Mas tão pouco pode ser esteio duma ordem moral a concepção que negando o homem como realidade essencial, para valorizar apenas as estruturas sociais de que ele faz parte, o confina a simples momento duma história em que não participa, ou mero elemento duma evolução que o arrasta, por tal sorte sujeito ao império de leis que o seguram e amarram a inflexível destino que a noção de personalidade criadora, inteiramente se esvai.

II - Que as ligações sociais têm um sentido, não pode duvidar-se mas esse sentido, esse espírito, não rola, fixado sobre si mesmo, através do tempo, obediente a misteriosa e incondicionada força. Tem antes o valor de um imperativo ou exigência moral, delimitando os contornos dos deveres humanos, dando forma ao conteúdo da responsabilidade, esclarecendo os objectivos concretos da acção.
Toda a sociedade é uma unidade viva no espírito e na actuação, no destino e na responsabilidade. Não se funda ou caminha por si; não surge acabada dos confins do tempo; constrói-se pela projecção recíproca de todos os que amam o mesmo objecto, se dedicam a similar tarefa, dão e recebem, participando dos mesmos valores e obras e objectivos. A realidade que ela representa, traduz uma verdade; o esforço do homem para realizar essa verdade, ou seja conquista da verdade pela acção, denomina-se moralidade.
A moralidade é a submissão da actividade ao espírito; só desta dependência recebe toda a espécie de actividade o seu mérito e a sua dignidade.
Na família nasce e forma-se o homem, que do seio dela surge para a vida nacional. Comungando na vida da família, recebe a herança das gerações anteriores, dá-lhe o cunho da sua personalidade, e entrega-a a outra geração. O espírito é comum, ainda que variável a forma da sua estruturação nas sucessivas gerações. A defesa dos valores espirituais da família cabe porém necessariamente aos seus membros, porque o homem não recebe como dádiva a sua herança espiritual, antes lhe é indispensável adquiri-la, impregnando-se do espírito da família, como fonte de energias morais, para cumprir a sua tarefa de verter o passado no presente, e preparar neste o caminho do futuro.
Da mesma sorte, na acção. Os homens definem-se pela sua tarefa, e as nações pela sua missão. Um povo só surge verdadeiramente Nação quando se torna consciente do seu destino histórico e constrói a sua unidade espiritual na fidelidade a uma missão que o transcende.

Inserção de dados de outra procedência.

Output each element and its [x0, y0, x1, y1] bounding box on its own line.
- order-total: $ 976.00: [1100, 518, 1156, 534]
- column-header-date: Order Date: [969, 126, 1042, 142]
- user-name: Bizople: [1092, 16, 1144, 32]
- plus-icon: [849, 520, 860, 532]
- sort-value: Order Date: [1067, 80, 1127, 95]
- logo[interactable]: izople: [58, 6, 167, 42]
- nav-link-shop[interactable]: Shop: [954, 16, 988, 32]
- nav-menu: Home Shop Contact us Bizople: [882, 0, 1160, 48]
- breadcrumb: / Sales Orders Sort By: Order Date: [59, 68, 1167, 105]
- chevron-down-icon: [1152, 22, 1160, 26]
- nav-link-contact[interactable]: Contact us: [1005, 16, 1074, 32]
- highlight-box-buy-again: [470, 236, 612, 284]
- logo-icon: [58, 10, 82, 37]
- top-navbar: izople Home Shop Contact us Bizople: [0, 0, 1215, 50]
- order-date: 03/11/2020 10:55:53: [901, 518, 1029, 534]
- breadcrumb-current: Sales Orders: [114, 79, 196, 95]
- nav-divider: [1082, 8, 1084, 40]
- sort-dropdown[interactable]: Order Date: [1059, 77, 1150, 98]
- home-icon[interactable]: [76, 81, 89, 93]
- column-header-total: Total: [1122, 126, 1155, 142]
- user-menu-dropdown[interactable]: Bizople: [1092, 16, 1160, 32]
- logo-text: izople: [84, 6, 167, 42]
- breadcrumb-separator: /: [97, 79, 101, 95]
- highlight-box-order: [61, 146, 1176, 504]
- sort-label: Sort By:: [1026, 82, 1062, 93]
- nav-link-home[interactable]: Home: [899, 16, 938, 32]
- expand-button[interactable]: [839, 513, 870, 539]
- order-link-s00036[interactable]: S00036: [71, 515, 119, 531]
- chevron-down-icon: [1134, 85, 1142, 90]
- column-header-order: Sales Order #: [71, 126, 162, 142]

Estas estruturas sociais em que o homem se situa, a tradição de que provém ou o momento em que vive são um elemento dado, uma realidade criada a qual afeiçoa o modo de ser especial do seu destino e do seu dever. É esse o mundo que encontra e em que se encontra. Mas, no mundo, como criação, nada há que odiar ou destruir. O sentido humano da existência consiste em atentar na obra da criação no momento em que é dado vivê-la e em aceitar, cumprindo-a, a tarefa de procurar naquele mundo em que a vontade de Deus lhe talhou a hora do seu esforço, a sua justiça. Não há que esconder na sombra do ódio ou apontar à sanha do aniquilamento os homens, as classes ou as Nações que, na nossa apoucada e egoísta paixão, apontamos de inimigos, e antes que refazer, iluminando-os, dando-lhes novo sentido, as coisas e os homens, o pensamento e o trabalho, a vida e a morte.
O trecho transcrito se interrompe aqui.